While enjoying a buffet and passed hors d’oeuvres, attendees mingled with guests such as ABC News anchor T.J. Holmes, Pose star Ryan Swain, and The Wire actor Michael Kenneth Williams.
Reconstruction follows a series of films written, narrated, produced, and hosted by Dr. Gates. One of the most notable, the six-part documentary The African Americans: Many Rivers to Cross, was awarded a Peabody Award in 2013. As he contemplated the next major project he would undertake, Dr. Gates noted that current events were a major source of inspiration for the chosen topic.
“We made a list of the films that we wanted to do about African-Americans,” Dr. Gates explained. “Every year is Finding your Roots—that’s the franchise. But every other year it’s black history. So, we were going to do the Great Migration next. Then the History of the Black Church, which I’ve always wanted to do. Analyze the preaching styles and styles of music.

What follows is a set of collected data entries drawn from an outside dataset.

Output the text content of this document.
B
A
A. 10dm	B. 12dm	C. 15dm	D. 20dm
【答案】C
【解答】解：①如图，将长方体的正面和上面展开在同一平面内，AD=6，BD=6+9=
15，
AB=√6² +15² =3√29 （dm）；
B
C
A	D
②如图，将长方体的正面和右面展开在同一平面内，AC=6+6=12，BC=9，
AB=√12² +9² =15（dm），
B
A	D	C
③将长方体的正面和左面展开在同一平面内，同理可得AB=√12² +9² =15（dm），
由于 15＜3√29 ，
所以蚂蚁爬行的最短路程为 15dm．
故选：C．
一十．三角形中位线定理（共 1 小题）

Then, Trump was elected. We flipped the whole thing upside down because I realized 12 years of black freedom followed by an alt-right rollback–what’s it sound like?
I couldn’t believe it when Donald Trump said systematically, I am going to undo what this man did. And I also—it took me a while to believe it, being a paranoid black person—I wanted to control my impulse to believe that the presence of a black man in the White House had actually fried some people’s minds. And it really did. I have a companion book called Stony the Road: Reconstruction, White Supremacy, and the Rise of Jim Crow. And we assigned visual essays between the chapters. We collected racist images of Barack Obama. I said ‘This is so real, so immediate, so close, and so disgusting,’ that I had to tear up the first pass, and we did it again. We kept it all out. At the Jim Crow Museum in Ferris State University in Michigan, there’s a whole wing already to racist imagery of Barack Obama.

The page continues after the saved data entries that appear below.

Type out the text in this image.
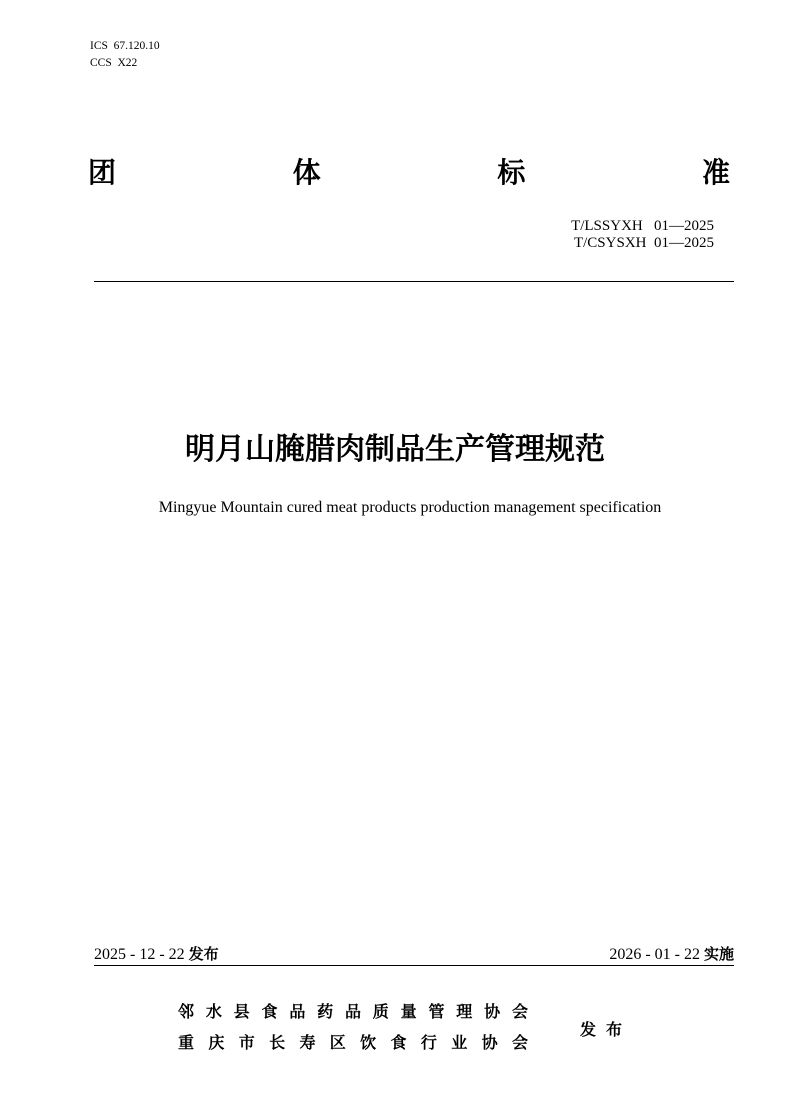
ICS  67.120.10
CCS  X22
团	体	标	准
T/LSSYXH   01—2025
T/CSYSXH  01—2025
明月山腌腊肉制品生产管理规范
Mingyue Mountain cured meat products production management specification
2025 - 12 - 22 发布	2026 - 01 - 22 实施
邻 水 县 食 品 药 品 质 量 管 理 协 会
重 庆 市 长 寿 区 饮 食 行 业 协 会
发布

So, we thought the most urgent thing we could do is tell this story, which is a story about our time, unfortunately, sadly, but it is.”
During Monday’s launch event, the documentary’s preview displayed a narrative that stayed true to Dr. Gates’ intent. It opened with imagery of Dylan Roof that introduced the idea that there is a context behind what’s happening today that can be elaborated upon through a thought-provoking discussion of America’s post-slavery past. Perhaps most importantly, the preview made clear that the documentary’s goal is to provide a supplement to the black history education provided to American students that has skipped the crucial details behind Reconstruction, to the detriment of the country’s citizens. Without teaching these critical moments of our nation’s past, as the documentary points out, it’s hard not to wonder why, if Lincoln freed the slaves, was a Civil Rights movement necessary? Or how could America fight our costliest war, yet see Jim Crow established not too long after its conclusion?

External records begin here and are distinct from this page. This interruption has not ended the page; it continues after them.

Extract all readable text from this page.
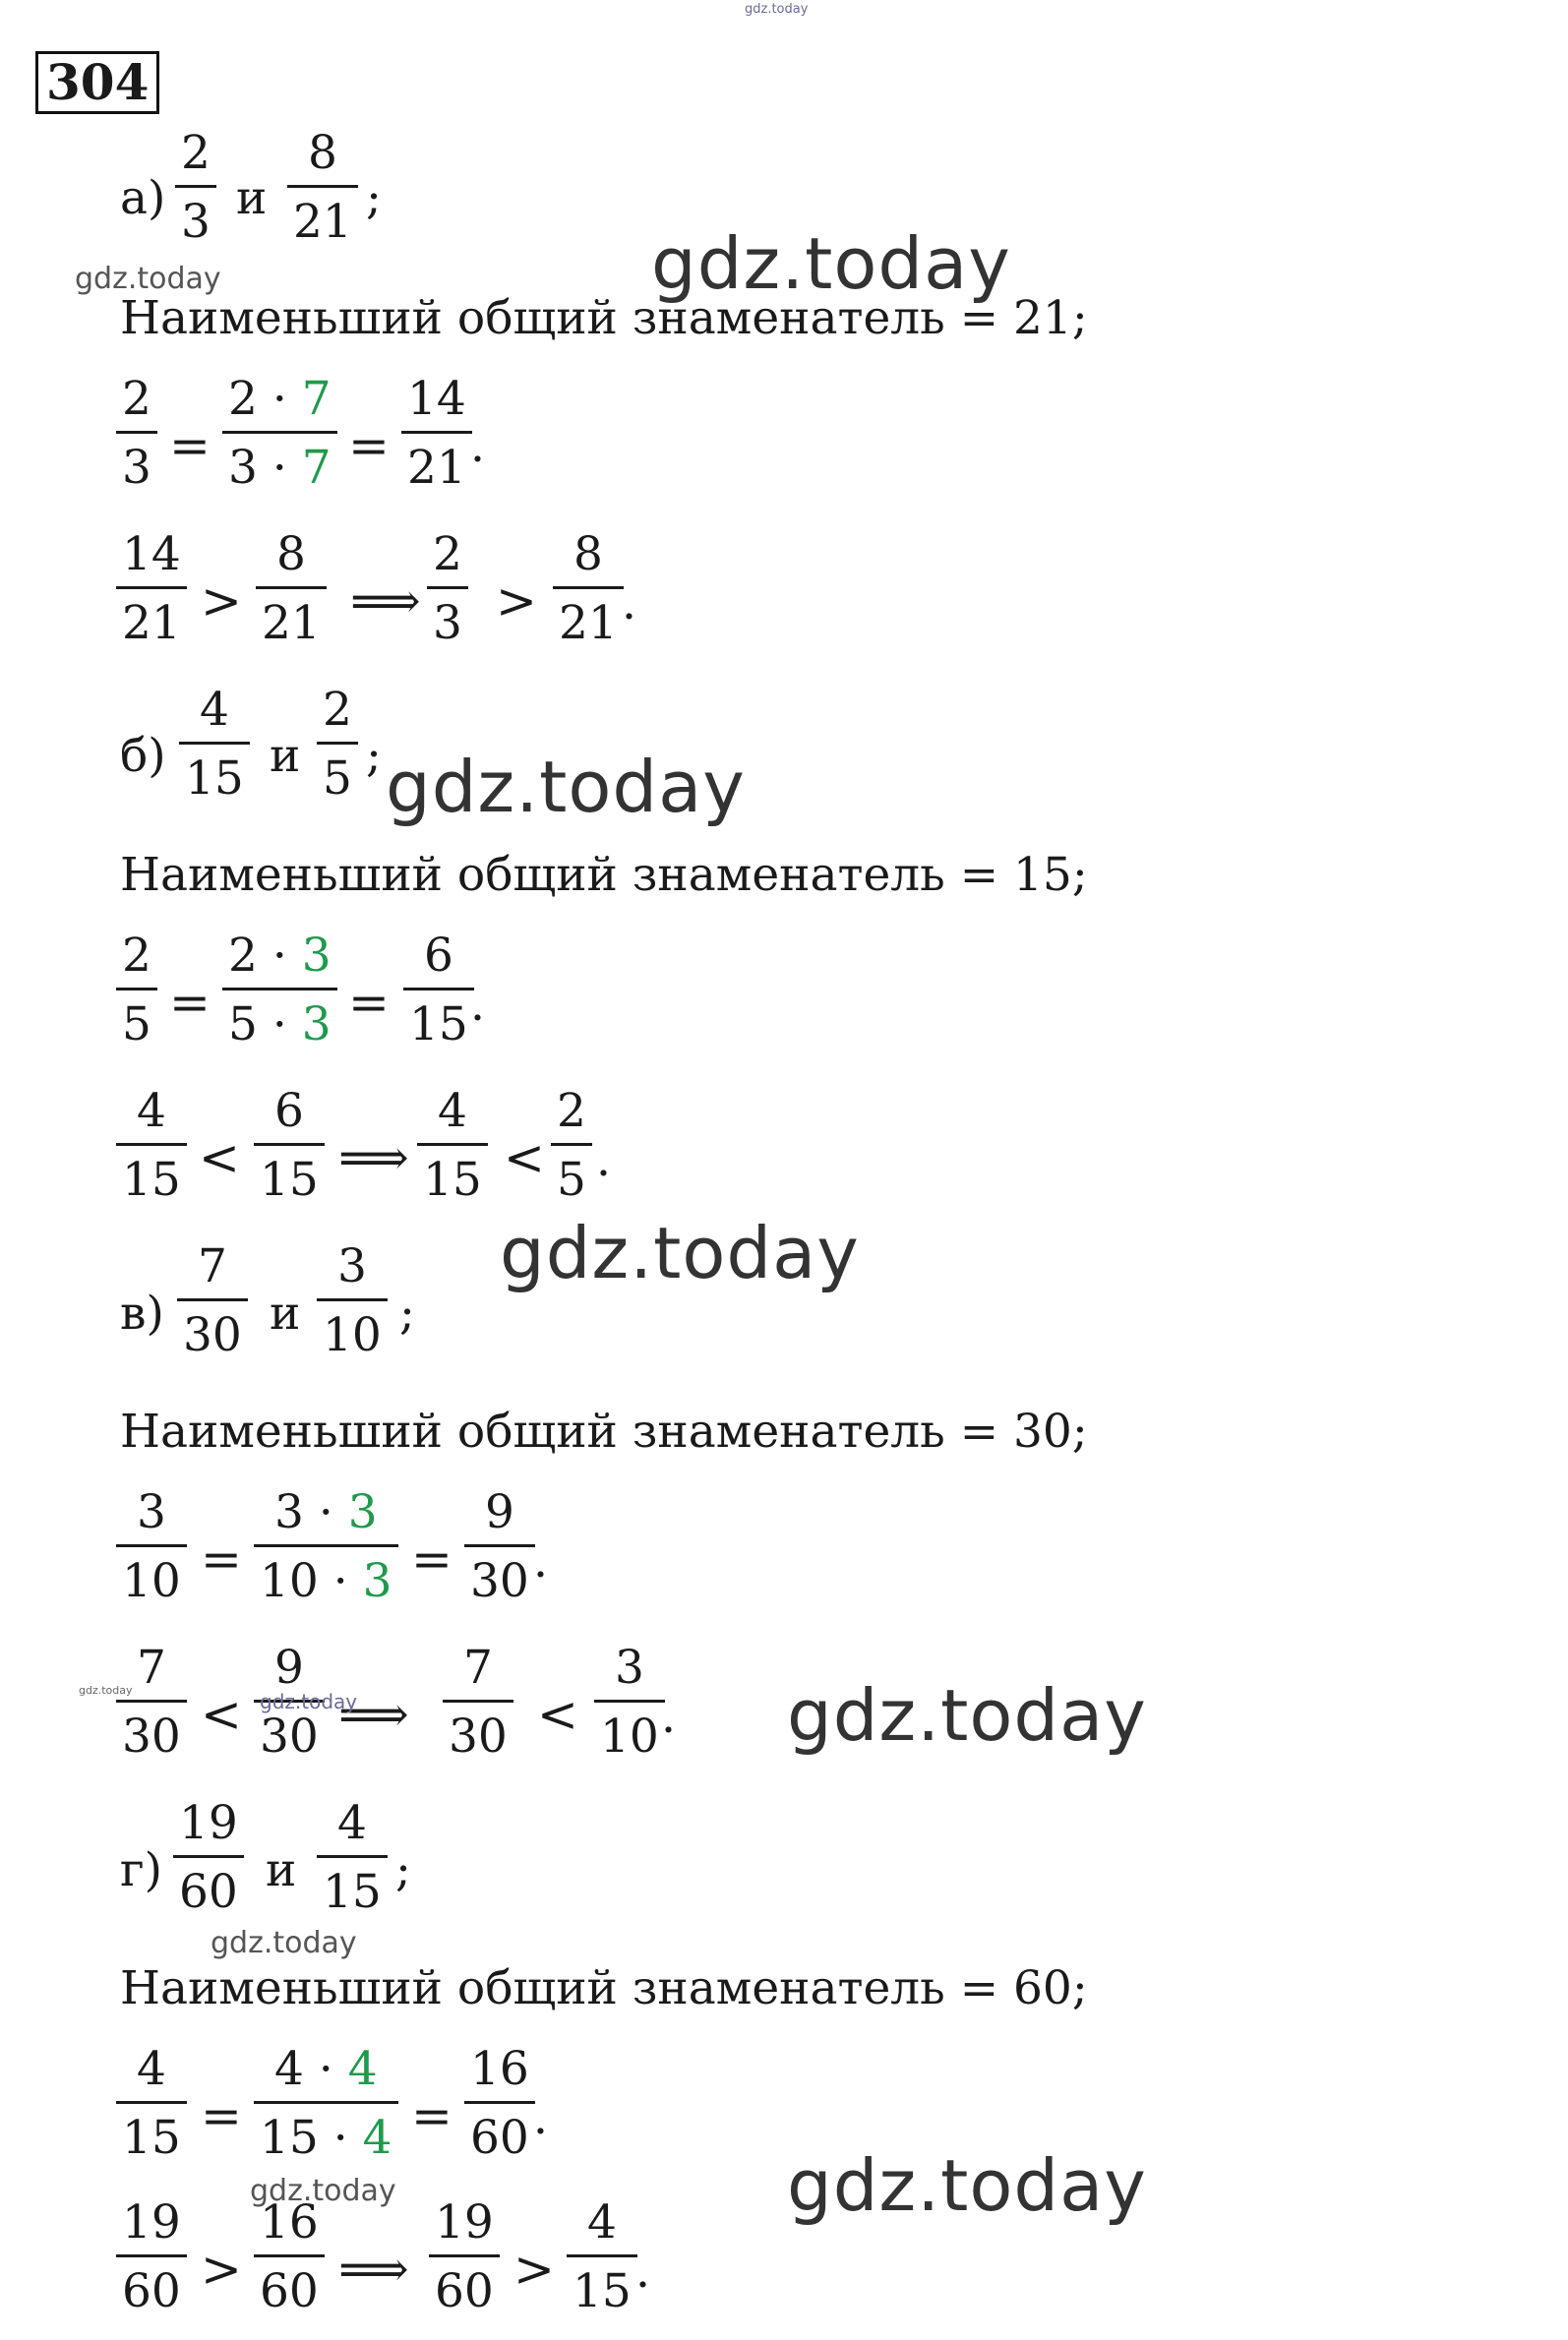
gdz.today
304
а)
2
3 и
8
21 ;
Наименьший общий знаменатель = 21;
2
3 =
2 · 7
3 · 7 =
14
21 .
14
21 >
8
21 ⟹
2
3 >
8
21 .
б)
4
15 и
2
5 ;
Наименьший общий знаменатель = 15;
2
5 =
2 · 3
5 · 3 =
6
15 .
4
15 <
6
15 ⟹
4
15 <
2
5 .
в)
7
30 и
3
10 ;
Наименьший общий знаменатель = 30;
3
10 =
3 · 3
10 · 3 =
9
30 .
7
30 <
9
30 ⟹
7
30 <
3
10 .
г)
19
60 и
4
15 ;
Наименьший общий знаменатель = 60;
4
15 =
4 · 4
15 · 4 =
16
60 .
19
60 >
16
60 ⟹
19
60 >
4
15 .
gdz.today
gdz.today
gdz.today
gdz.today
gdz.today	gdz.today	gdz.today
gdz.today
gdz.today
gdz.today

Similar to the “rollback” the country has witnessed in the past few years with the alt-right, the documentary aims to describe how the rollback of Reconstruction lasted longer than Reconstruction itself, and continues to this day. Dr. Gates wisely quoted W.E.B. Dubois saying, “the slave went free, stood a brief moment in the sun; then moved back again toward slavery.” Reconstruction: America After the Civil War promises to demonstrate how and why the seldom understood story behind that sentiment matters.
Reconstruction: America After the Civil War airs on PBS Tuesday, April 9 & 16, 2019 at 9pm ET.